La última comunicación entre Yulitza y su madre ocurrió días antes del pasado Día de la Madre, y la última vez que se abrazaron personalmente fue antes de la Navidad pasada. Por eso, para doña Nubia y el resto de la familia, la noticia de su fallecimiento fue un golpe devastador y completamente inesperado: nadie en su entorno familiar tenía idea de que Yulitza se sometería a un procedimiento estético.

Doña Nubia, quien es una persona mayor y vive sola en Arauca, se enteró de la desaparición de su hija a través de uno de sus yernos. Desde ese instante, la angustia se apoderó de su hogar. Fueron sus vecinos y amigos más cercanos quienes la acompañaron minuto a minuto, revisando las redes sociales y los medios de comunicación para mantenerla al tanto de la situación.

En medio de las lágrimas en su casa de Arauca, doña Nubia recordó una anécdota de su propia juventud.
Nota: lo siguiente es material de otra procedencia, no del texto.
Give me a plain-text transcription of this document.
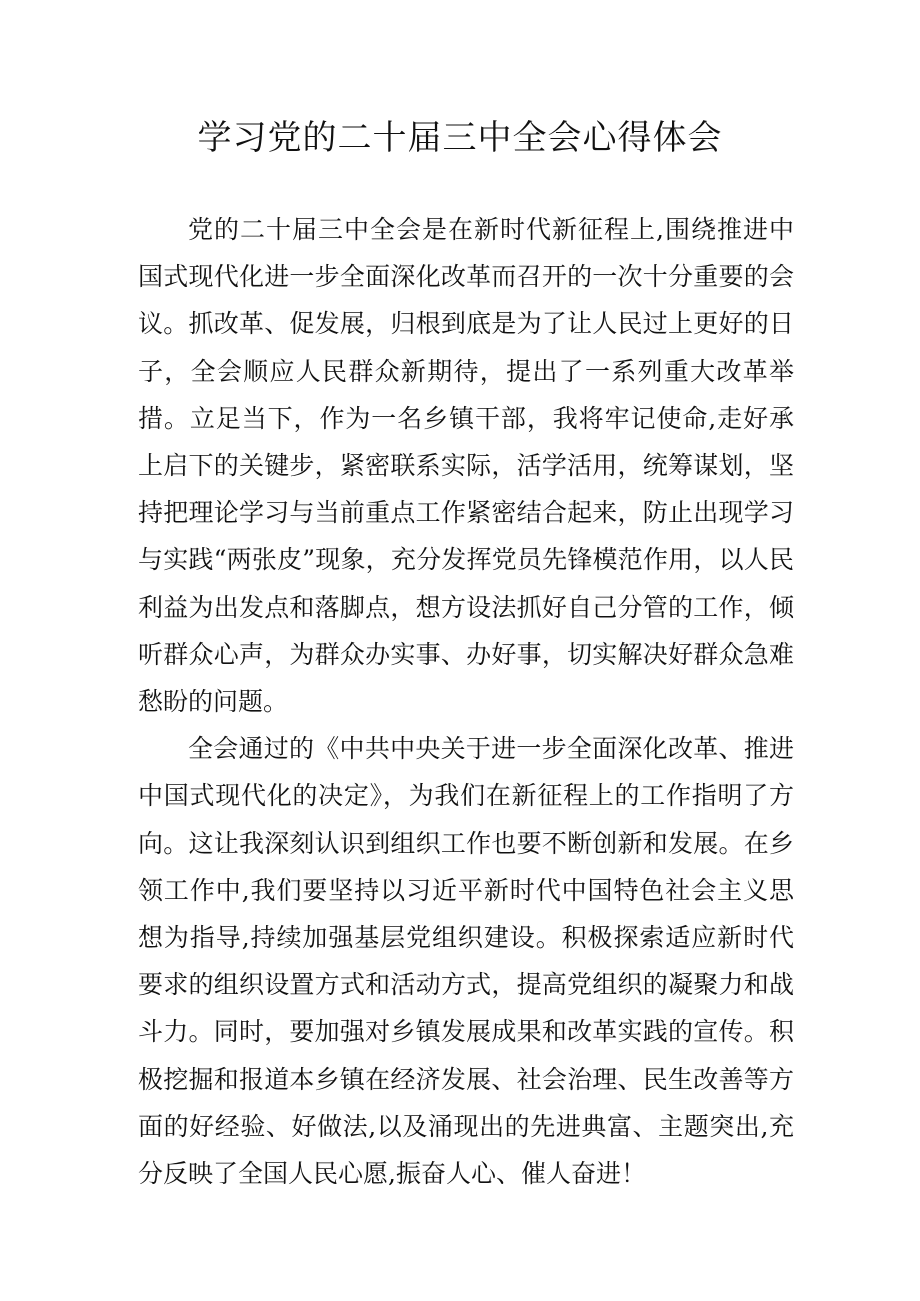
学习党的二十届三中全会心得体会

党的二十届三中全会是在新时代新征程上,围绕推进中国式现代化进一步全面深化改革而召开的一次十分重要的会议。抓改革、促发展，归根到底是为了让人民过上更好的日子，全会顺应人民群众新期待，提出了一系列重大改革举措。立足当下，作为一名乡镇干部，我将牢记使命,走好承上启下的关键步，紧密联系实际，活学活用，统筹谋划，坚持把理论学习与当前重点工作紧密结合起来，防止出现学习与实践“两张皮”现象，充分发挥党员先锋模范作用，以人民利益为出发点和落脚点，想方设法抓好自己分管的工作，倾听群众心声，为群众办实事、办好事，切实解决好群众急难愁盼的问题。

全会通过的《中共中央关于进一步全面深化改革、推进中国式现代化的决定》，为我们在新征程上的工作指明了方向。这让我深刻认识到组织工作也要不断创新和发展。在乡领工作中,我们要坚持以习近平新时代中国特色社会主义思想为指导,持续加强基层党组织建设。积极探索适应新时代要求的组织设置方式和活动方式，提高党组织的凝聚力和战斗力。同时，要加强对乡镇发展成果和改革实践的宣传。积极挖掘和报道本乡镇在经济发展、社会治理、民生改善等方面的好经验、好做法,以及涌现出的先进典富、主题突出,充分反映了全国人民心愿,振奋人心、催人奋进！
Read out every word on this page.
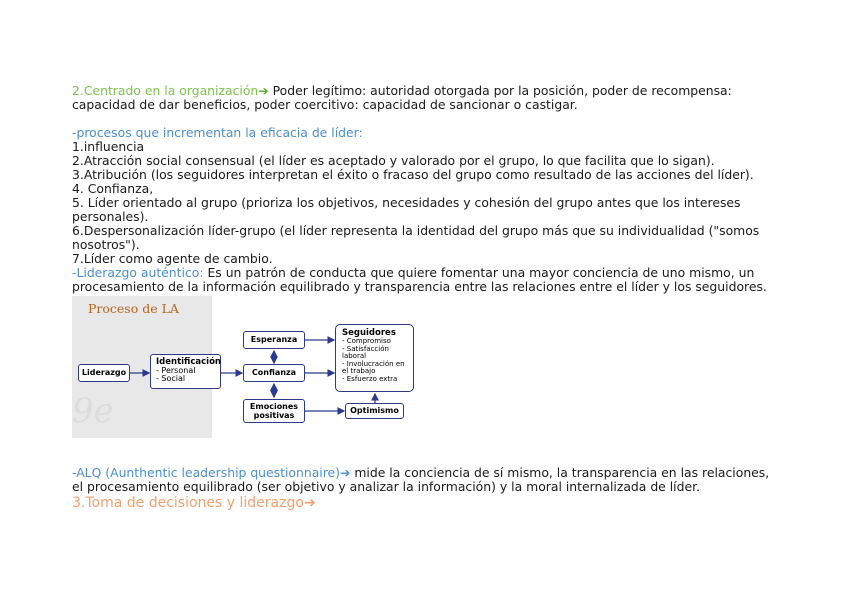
2.Centrado en la organización➔ Poder legítimo: autoridad otorgada por la posición, poder de recompensa: capacidad de dar beneficios, poder coercitivo: capacidad de sancionar o castigar.

-procesos que incrementan la eficacia de líder:

1.influencia

2.Atracción social consensual (el líder es aceptado y valorado por el grupo, lo que facilita que lo sigan).

3.Atribución (los seguidores interpretan el éxito o fracaso del grupo como resultado de las acciones del líder).

4. Confianza,

5. Líder orientado al grupo (prioriza los objetivos, necesidades y cohesión del grupo antes que los intereses personales).

6.Despersonalización líder-grupo (el líder representa la identidad del grupo más que su individualidad ("somos nosotros").

7.Líder como agente de cambio.

-Liderazgo auténtico: Es un patrón de conducta que quiere fomentar una mayor conciencia de uno mismo, un procesamiento de la información equilibrado y transparencia entre las relaciones entre el líder y los seguidores.

Proceso de LA
9e
Liderazgo
Identificación
- Personal
- Social
Esperanza
Confianza
Emociones
positivas
Seguidores
- Compromiso
- Satisfacción
laboral
- Involucración en
el trabajo
- Esfuerzo extra
Optimismo

-ALQ (Aunthentic leadership questionnaire)➔ mide la conciencia de sí mismo, la transparencia en las relaciones, el procesamiento equilibrado (ser objetivo y analizar la información) y la moral internalizada de líder.

3.Toma de decisiones y liderazgo➔
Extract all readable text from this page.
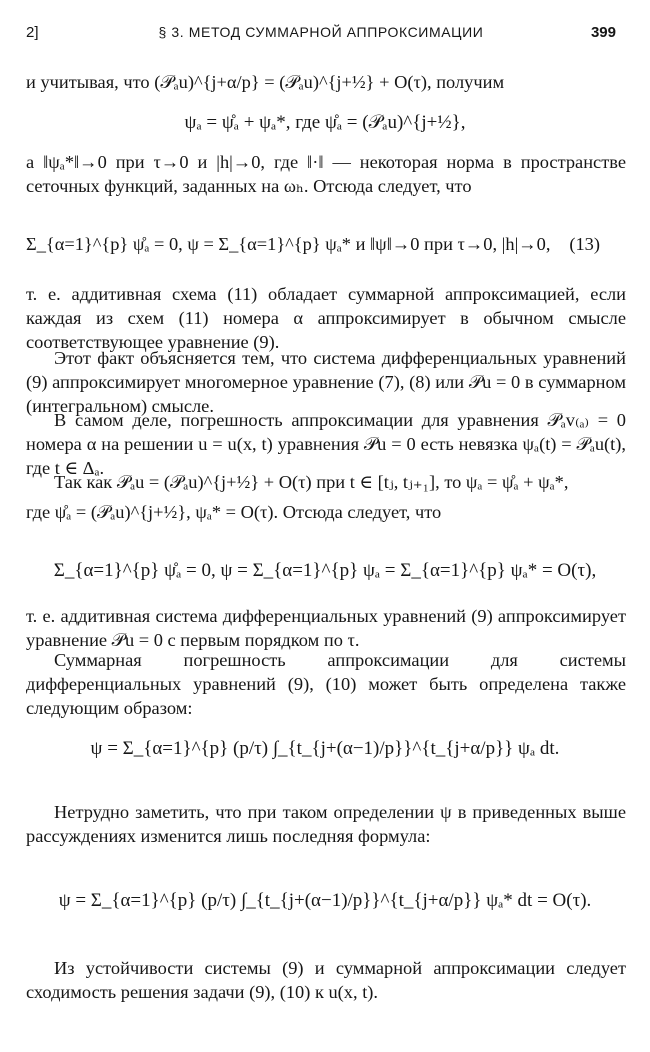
2]	§ 3. МЕТОД СУММАРНОЙ АППРОКСИМАЦИИ	399
и учитывая, что (𝒫ₐu)^{j+α/p} = (𝒫ₐu)^{j+½} + O(τ), получим
ψₐ = ψ̊ₐ + ψₐ*, где ψ̊ₐ = (𝒫ₐu)^{j+½},
а ‖ψₐ*‖→0 при τ→0 и |h|→0, где ‖·‖ — некоторая норма в пространстве сеточных функций, заданных на ωₕ. Отсюда следует, что
Σ_{α=1}^{p} ψ̊ₐ = 0, ψ = Σ_{α=1}^{p} ψₐ* и ‖ψ‖→0 при τ→0, |h|→0, (13)
т. е. аддитивная схема (11) обладает суммарной аппроксимацией, если каждая из схем (11) номера α аппроксимирует в обычном смысле соответствующее уравнение (9).
Этот факт объясняется тем, что система дифференциальных уравнений (9) аппроксимирует многомерное уравнение (7), (8) или 𝒫u = 0 в суммарном (интегральном) смысле.
В самом деле, погрешность аппроксимации для уравнения 𝒫ₐv₍ₐ₎ = 0 номера α на решении u = u(x, t) уравнения 𝒫u = 0 есть невязка ψₐ(t) = 𝒫ₐu(t), где t ∈ Δₐ.
Так как 𝒫ₐu = (𝒫ₐu)^{j+½} + O(τ) при t ∈ [tⱼ, tⱼ₊₁], то ψₐ = ψ̊ₐ + ψₐ*,
где ψ̊ₐ = (𝒫ₐu)^{j+½}, ψₐ* = O(τ). Отсюда следует, что
Σ_{α=1}^{p} ψ̊ₐ = 0, ψ = Σ_{α=1}^{p} ψₐ = Σ_{α=1}^{p} ψₐ* = O(τ),
т. е. аддитивная система дифференциальных уравнений (9) аппроксимирует уравнение 𝒫u = 0 с первым порядком по τ.
Суммарная погрешность аппроксимации для системы дифференциальных уравнений (9), (10) может быть определена также следующим образом:
ψ = Σ_{α=1}^{p} (p/τ) ∫_{t_{j+(α−1)/p}}^{t_{j+α/p}} ψₐ dt.
Нетрудно заметить, что при таком определении ψ в приведенных выше рассуждениях изменится лишь последняя формула:
ψ = Σ_{α=1}^{p} (p/τ) ∫_{t_{j+(α−1)/p}}^{t_{j+α/p}} ψₐ* dt = O(τ).
Из устойчивости системы (9) и суммарной аппроксимации следует сходимость решения задачи (9), (10) к u(x, t).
Contó que una vez acompañó a una amiga a San Cristóbal (Venezuela) para realizarse una liposucción. Al verla tan adolorida y llena de moratones, el miedo la invadió y corrió a avisarle al esposo de su amiga por temor a que algo grave le pasara. Desde ese día, se prometió jamás tocar su cuerpo: «Nunca se me ocurrió hacerme algún proceso estético porque me amo tal como Dios me mandó al mundo», reflexionó con nostalgia doña Nubia, lamentando profundamente no haber tenido la oportunidad de compartirle esa experiencia de vida a su hija Yulitza.

El regreso a casa: Apoyo institucional para el último adiós

El proceso para la entrega del cuerpo ha sido doloroso. Recientemente, las autoridades se comunicaron con doña Nubia para coordinar una prueba de sangre que permitiera determinar científicamente el parentesco y confirmar la identidad de Yulitza para la entrega oficial por parte de Medicina Legal.

En medio del dolor, la familia recibió un bálsamo de apoyo. El alcalde mayor de Bogotá, Carlos Fernando Galán, se comunicó personalmente con doña Nubia para expresarle sus condolencias y asegurarle que el Distrito se hará cargo por completo de todos los gastos de traslado y los detalles del envío del cuerpo de Yulitza desde Bogotá hasta el departamento de Arauca.

Con este apoyo, Yulitza regresará a la tierra que la vio nacer, donde su madre, sus seis hermanos y la comunidad de vecinos que tanto ha cuidado a doña Nubia en estas horas oscuras, esperan para brindarle una despedida digna, recordando siempre a la mujer alegre, independiente y viajera que un día salió de Arauca a conquistar el mundo.